5. CPU A now sends the physical IPI. The IPI is received in host and
it's handler (smp_kvm_posted_intr_nested_ipi()) does nothing.
6. Assume that before CPU A sets pi_pending=true and KVM_REQ_EVENT,
CPU B continues to run in L0 and reach vcpu_enter_guest(). As
KVM_REQ_EVENT is not set yet, vcpu_enter_guest() will continue and resume
L2 guest.
7. At this point, CPU A sets pi_pending=true and KVM_REQ_EVENT but
it's too late! CPU B already entered L2 and KVM_REQ_EVENT will only be
consumed at next L2 entry!
The bug is real (great debugging!) but I think the fix is wrong.
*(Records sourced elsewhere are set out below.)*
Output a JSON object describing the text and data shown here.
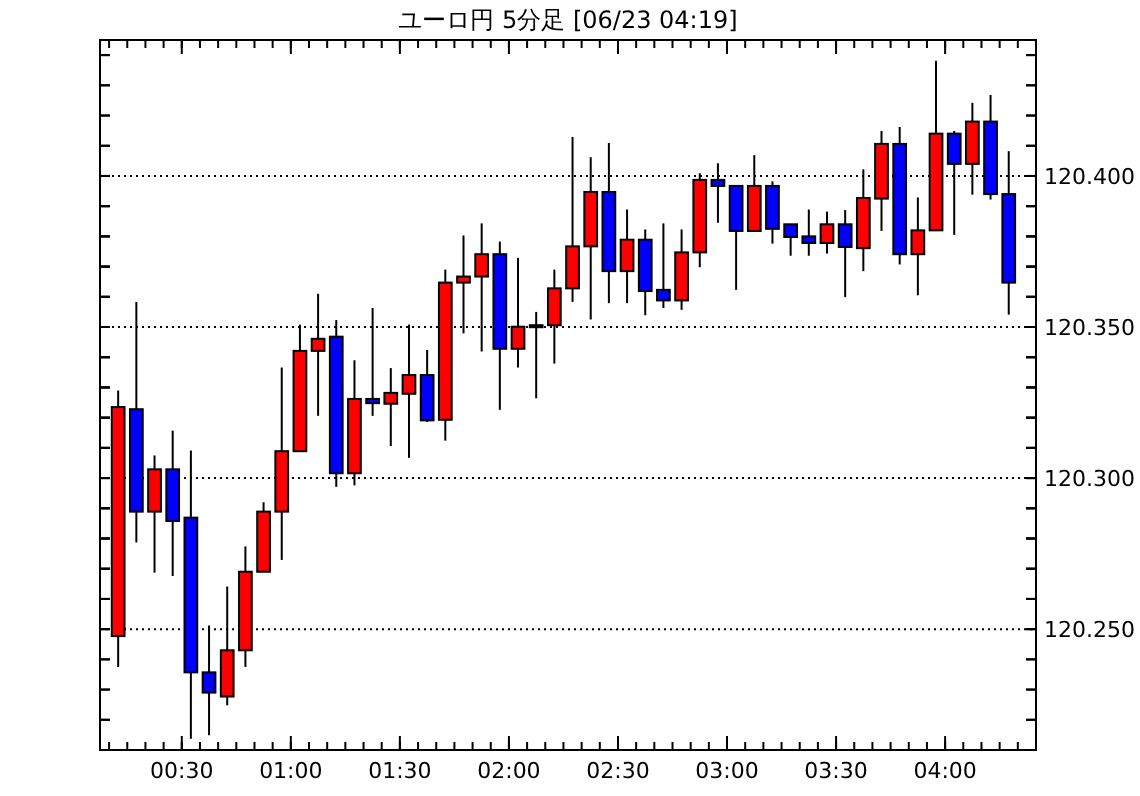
{
  "chart_data": {
    "type": "candlestick",
    "title": "ユーロ円 5分足 [06/23 04:19]",
    "x": [
      0.2083,
      0.2917,
      0.375,
      0.4583,
      0.5417,
      0.625,
      0.7083,
      0.7917,
      0.875,
      0.9583,
      1.0417,
      1.125,
      1.2083,
      1.2917,
      1.375,
      1.4583,
      1.5417,
      1.625,
      1.7083,
      1.7917,
      1.875,
      1.9583,
      2.0417,
      2.125,
      2.2083,
      2.2917,
      2.375,
      2.4583,
      2.5417,
      2.625,
      2.7083,
      2.7917,
      2.875,
      2.9583,
      3.0417,
      3.125,
      3.2083,
      3.2917,
      3.375,
      3.4583,
      3.5417,
      3.625,
      3.7083,
      3.7917,
      3.875,
      3.9583,
      4.0417,
      4.125,
      4.2083,
      4.2917
    ],
    "ohlc": [
      [
        120.2477,
        120.329,
        120.2375,
        120.3235
      ],
      [
        120.3228,
        120.3583,
        120.2787,
        120.2889
      ],
      [
        120.2889,
        120.3075,
        120.2687,
        120.3029
      ],
      [
        120.3029,
        120.3157,
        120.2676,
        120.2858
      ],
      [
        120.2869,
        120.3091,
        120.2137,
        120.2357
      ],
      [
        120.2357,
        120.2512,
        120.2149,
        120.229
      ],
      [
        120.2277,
        120.2641,
        120.2248,
        120.243
      ],
      [
        120.243,
        120.2774,
        120.2375,
        120.269
      ],
      [
        120.269,
        120.292,
        120.269,
        120.2889
      ],
      [
        120.2889,
        120.3366,
        120.2729,
        120.3089
      ],
      [
        120.3089,
        120.3508,
        120.3089,
        120.3421
      ],
      [
        120.3421,
        120.361,
        120.3206,
        120.3461
      ],
      [
        120.3468,
        120.3523,
        120.2971,
        120.3016
      ],
      [
        120.3016,
        120.339,
        120.2976,
        120.3262
      ],
      [
        120.3262,
        120.3563,
        120.3206,
        120.3248
      ],
      [
        120.3246,
        120.3364,
        120.3106,
        120.3282
      ],
      [
        120.3279,
        120.3508,
        120.3067,
        120.3341
      ],
      [
        120.3341,
        120.3424,
        120.3186,
        120.3191
      ],
      [
        120.3193,
        120.369,
        120.3124,
        120.3647
      ],
      [
        120.3647,
        120.3803,
        120.3479,
        120.3667
      ],
      [
        120.3667,
        120.3843,
        120.3419,
        120.3741
      ],
      [
        120.3741,
        120.3783,
        120.3226,
        120.3428
      ],
      [
        120.3428,
        120.3729,
        120.3366,
        120.3501
      ],
      [
        120.3501,
        120.355,
        120.3264,
        120.3506
      ],
      [
        120.3506,
        120.369,
        120.3379,
        120.3628
      ],
      [
        120.3628,
        120.4129,
        120.3583,
        120.3767
      ],
      [
        120.3767,
        120.4062,
        120.3525,
        120.3947
      ],
      [
        120.3947,
        120.4109,
        120.3579,
        120.3685
      ],
      [
        120.3685,
        120.3889,
        120.3579,
        120.3789
      ],
      [
        120.3789,
        120.3823,
        120.3539,
        120.3619
      ],
      [
        120.3623,
        120.3843,
        120.3563,
        120.3588
      ],
      [
        120.3588,
        120.3823,
        120.3557,
        120.3747
      ],
      [
        120.3747,
        120.4009,
        120.3698,
        120.3987
      ],
      [
        120.3987,
        120.4042,
        120.3845,
        120.3967
      ],
      [
        120.3967,
        120.3967,
        120.3623,
        120.3818
      ],
      [
        120.3818,
        120.4069,
        120.3818,
        120.3967
      ],
      [
        120.3967,
        120.3982,
        120.3776,
        120.3825
      ],
      [
        120.384,
        120.384,
        120.3736,
        120.3798
      ],
      [
        120.38,
        120.3889,
        120.3736,
        120.3778
      ],
      [
        120.3778,
        120.3882,
        120.3743,
        120.384
      ],
      [
        120.384,
        120.3887,
        120.3599,
        120.3765
      ],
      [
        120.3761,
        120.4022,
        120.3685,
        120.3927
      ],
      [
        120.3925,
        120.4149,
        120.3818,
        120.4106
      ],
      [
        120.4106,
        120.4162,
        120.3707,
        120.3741
      ],
      [
        120.3741,
        120.3929,
        120.3605,
        120.382
      ],
      [
        120.382,
        120.4381,
        120.382,
        120.414
      ],
      [
        120.414,
        120.4149,
        120.3805,
        120.404
      ],
      [
        120.404,
        120.4242,
        120.3938,
        120.418
      ],
      [
        120.418,
        120.4268,
        120.3922,
        120.394
      ],
      [
        120.394,
        120.4082,
        120.3541,
        120.3647
      ]
    ],
    "colors": [
      "#ff0000",
      "#0000ff",
      "#ff0000",
      "#0000ff",
      "#0000ff",
      "#0000ff",
      "#ff0000",
      "#ff0000",
      "#ff0000",
      "#ff0000",
      "#ff0000",
      "#ff0000",
      "#0000ff",
      "#ff0000",
      "#0000ff",
      "#ff0000",
      "#ff0000",
      "#0000ff",
      "#ff0000",
      "#ff0000",
      "#ff0000",
      "#0000ff",
      "#ff0000",
      "#ff0000",
      "#ff0000",
      "#ff0000",
      "#ff0000",
      "#0000ff",
      "#ff0000",
      "#0000ff",
      "#0000ff",
      "#ff0000",
      "#ff0000",
      "#0000ff",
      "#0000ff",
      "#ff0000",
      "#0000ff",
      "#0000ff",
      "#0000ff",
      "#ff0000",
      "#0000ff",
      "#ff0000",
      "#ff0000",
      "#0000ff",
      "#ff0000",
      "#ff0000",
      "#0000ff",
      "#ff0000",
      "#0000ff",
      "#0000ff"
    ],
    "xlim": [
      0.125,
      4.4167
    ],
    "xticks": [
      {
        "value": 0.5,
        "label": "00:30"
      },
      {
        "value": 1,
        "label": "01:00"
      },
      {
        "value": 1.5,
        "label": "01:30"
      },
      {
        "value": 2,
        "label": "02:00"
      },
      {
        "value": 2.5,
        "label": "02:30"
      },
      {
        "value": 3,
        "label": "03:00"
      },
      {
        "value": 3.5,
        "label": "03:30"
      },
      {
        "value": 4,
        "label": "04:00"
      }
    ],
    "ylim": [
      120.21,
      120.445
    ],
    "yticks": [
      {
        "value": 120.25,
        "label": "120.250"
      },
      {
        "value": 120.3,
        "label": "120.300"
      },
      {
        "value": 120.35,
        "label": "120.350"
      },
      {
        "value": 120.4,
        "label": "120.400"
      }
    ],
    "grid": "y"
  }
}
The
basic issue is that we're not kicking the VCPU, so this should also fix it:
/* the PIR and ON have been set by L1. */
if (!kvm_vcpu_trigger_posted_interrupt(vcpu, true)) {
This would still fail on the exiting case.
If one VCPU was just after a VM exit, then the sender would see it
IN_GUEST_MODE, send the posted notification and return true, but the
notification would do nothing and we didn't set vmx->nested.pi_pending =
true, so the interrupt would not get handled until the next posted
notification or nested VM entry.
I agree. I was about to write to Paolo the exact same thing.
/*
* If a posted intr is not recognized by hardware,
* we will accomplish it in the next vmentry.
*/
vmx->nested.pi_pending = true;
kvm_make_request(KVM_REQ_EVENT, vcpu);
kvm_vcpu_kick(vcpu);
}
See the comments around the setting of IN_GUEST_MODE, introduced by
commit b95234c84004 ("kvm: x86: do not use KVM_REQ_EVENT for APICv
interrupt injection", 2017-02-15).
Even though nested PI must use KVM_REQ_EVENT, the reasoning behind the
ordering of cli and vcpu->mode = IN_GUEST_MODE should hold in both cases.
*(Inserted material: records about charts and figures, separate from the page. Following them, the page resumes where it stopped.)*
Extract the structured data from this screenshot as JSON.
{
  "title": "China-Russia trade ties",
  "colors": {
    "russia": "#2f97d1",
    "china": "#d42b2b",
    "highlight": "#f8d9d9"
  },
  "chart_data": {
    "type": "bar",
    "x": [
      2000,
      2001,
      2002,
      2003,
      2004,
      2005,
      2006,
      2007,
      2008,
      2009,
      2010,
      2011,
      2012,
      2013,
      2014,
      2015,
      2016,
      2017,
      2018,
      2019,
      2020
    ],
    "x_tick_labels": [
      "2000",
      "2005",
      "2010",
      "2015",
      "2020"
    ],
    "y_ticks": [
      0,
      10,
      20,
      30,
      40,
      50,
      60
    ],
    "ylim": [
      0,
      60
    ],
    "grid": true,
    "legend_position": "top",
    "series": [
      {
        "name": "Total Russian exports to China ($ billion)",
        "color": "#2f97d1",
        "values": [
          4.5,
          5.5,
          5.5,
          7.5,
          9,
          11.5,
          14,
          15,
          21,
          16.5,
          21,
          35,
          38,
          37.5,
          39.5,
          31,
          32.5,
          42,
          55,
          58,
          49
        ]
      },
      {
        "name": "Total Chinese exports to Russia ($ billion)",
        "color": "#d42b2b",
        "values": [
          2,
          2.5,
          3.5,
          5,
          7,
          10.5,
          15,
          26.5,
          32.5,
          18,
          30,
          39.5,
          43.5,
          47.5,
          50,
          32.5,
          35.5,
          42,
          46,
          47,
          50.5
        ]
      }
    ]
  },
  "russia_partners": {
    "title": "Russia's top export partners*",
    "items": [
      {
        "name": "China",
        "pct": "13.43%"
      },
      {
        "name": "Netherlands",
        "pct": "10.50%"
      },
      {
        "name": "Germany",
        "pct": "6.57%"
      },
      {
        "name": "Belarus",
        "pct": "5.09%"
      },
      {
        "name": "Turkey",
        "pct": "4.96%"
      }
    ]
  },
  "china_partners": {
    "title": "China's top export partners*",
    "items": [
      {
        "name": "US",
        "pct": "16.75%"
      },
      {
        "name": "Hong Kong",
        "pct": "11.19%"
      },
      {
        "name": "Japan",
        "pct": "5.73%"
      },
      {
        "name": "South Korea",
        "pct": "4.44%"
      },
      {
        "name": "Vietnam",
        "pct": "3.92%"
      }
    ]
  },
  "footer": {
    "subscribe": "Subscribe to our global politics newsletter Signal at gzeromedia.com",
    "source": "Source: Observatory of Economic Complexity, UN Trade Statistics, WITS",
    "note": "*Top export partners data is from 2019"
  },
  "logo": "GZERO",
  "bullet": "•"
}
I think the fix is correct, but the code is using very awkward
synchronization through vmx->nested.pi_pending and slaps KVM_REQ_EVENT
on top.
If we checked vmx->nested.pi_pending after cli, we could get rid of
KVM_REQ_EVENT and if we want to support nested posted interrupts from
PCI devices, we should explicitly check for pi.on during VM entry.
I like this suggestion. If I understand correctly, these are the changes
I will do for v2 of this patch:
1. I Will change vmx_deliver_nested_posted_interrupt() to first set
pi_pending=true and then call kvm_vcpu_trigger_posted_interrupt(). No
need to set KVM_REQ_EVENT and no need to check
kvm_vcpu_trigger_posted_interrupt() ret-val.
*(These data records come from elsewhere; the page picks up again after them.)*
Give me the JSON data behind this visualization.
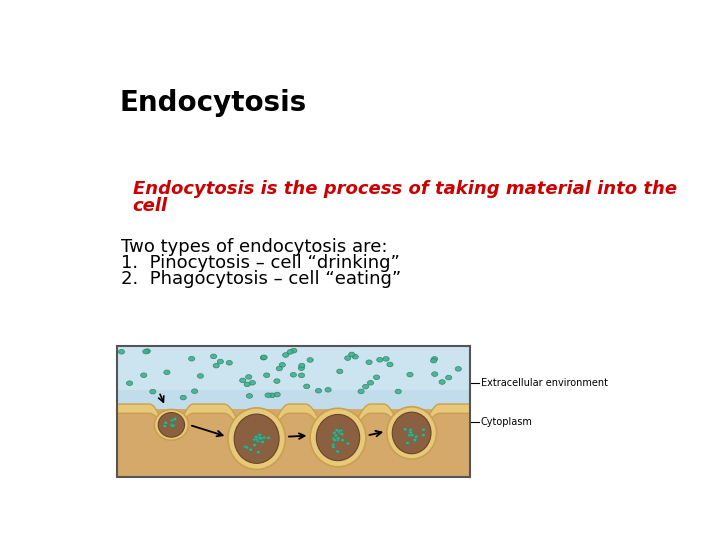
{
  "title": "Endocytosis",
  "title_fontsize": 20,
  "title_color": "#000000",
  "subtitle_line1": "Endocytosis is the process of taking material into the",
  "subtitle_line2": "cell",
  "subtitle_period": ".",
  "subtitle_color": "#cc0000",
  "subtitle_fontsize": 13,
  "body_lines": [
    "Two types of endocytosis are:",
    "1.  Pinocytosis – cell “drinking”",
    "2.  Phagocytosis – cell “eating”"
  ],
  "body_fontsize": 13,
  "body_color": "#000000",
  "background_color": "#ffffff",
  "diagram_label1": "Extracellular environment",
  "diagram_label2": "Cytoplasm",
  "diagram_label_fontsize": 7,
  "ec_color": "#c8dfe8",
  "ec_color_top": "#daeaf2",
  "cyto_color": "#d4a96a",
  "membrane_color": "#e8c97a",
  "membrane_edge_color": "#c8a050",
  "vesicle_outer_color": "#e8c97a",
  "vesicle_inner_color": "#8b6040",
  "dot_color": "#40b090",
  "dot_edge_color": "#2a8060"
}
2. I will create a kvm_x86_ops->complete_nested_posted_interrupt() that
will be called from vcpu_enter_guest() just after sync_pir_to_irr() is
called but outside the "if" for kvm_lapic_enabled().
3. I will remove call to vmx_complete_nested_posted_interrupt() from
vmx_check_nested_events(). That call-site had a bug anyway that I fixed
in another patch-series I posted here. This change will make that patch
(not the series) redundant. See redundant patch here:
https://marc.info/?l=kvm&m=150989090007281&w=2
I will prepare a v2 patch by this suggestion and send it.
Thanks!
-Liran
Kicks do not seem necessary as the only case where we need the kick is
the same case where kvm_vcpu_trigger_posted_interrupt() should just
deliver the interrupt.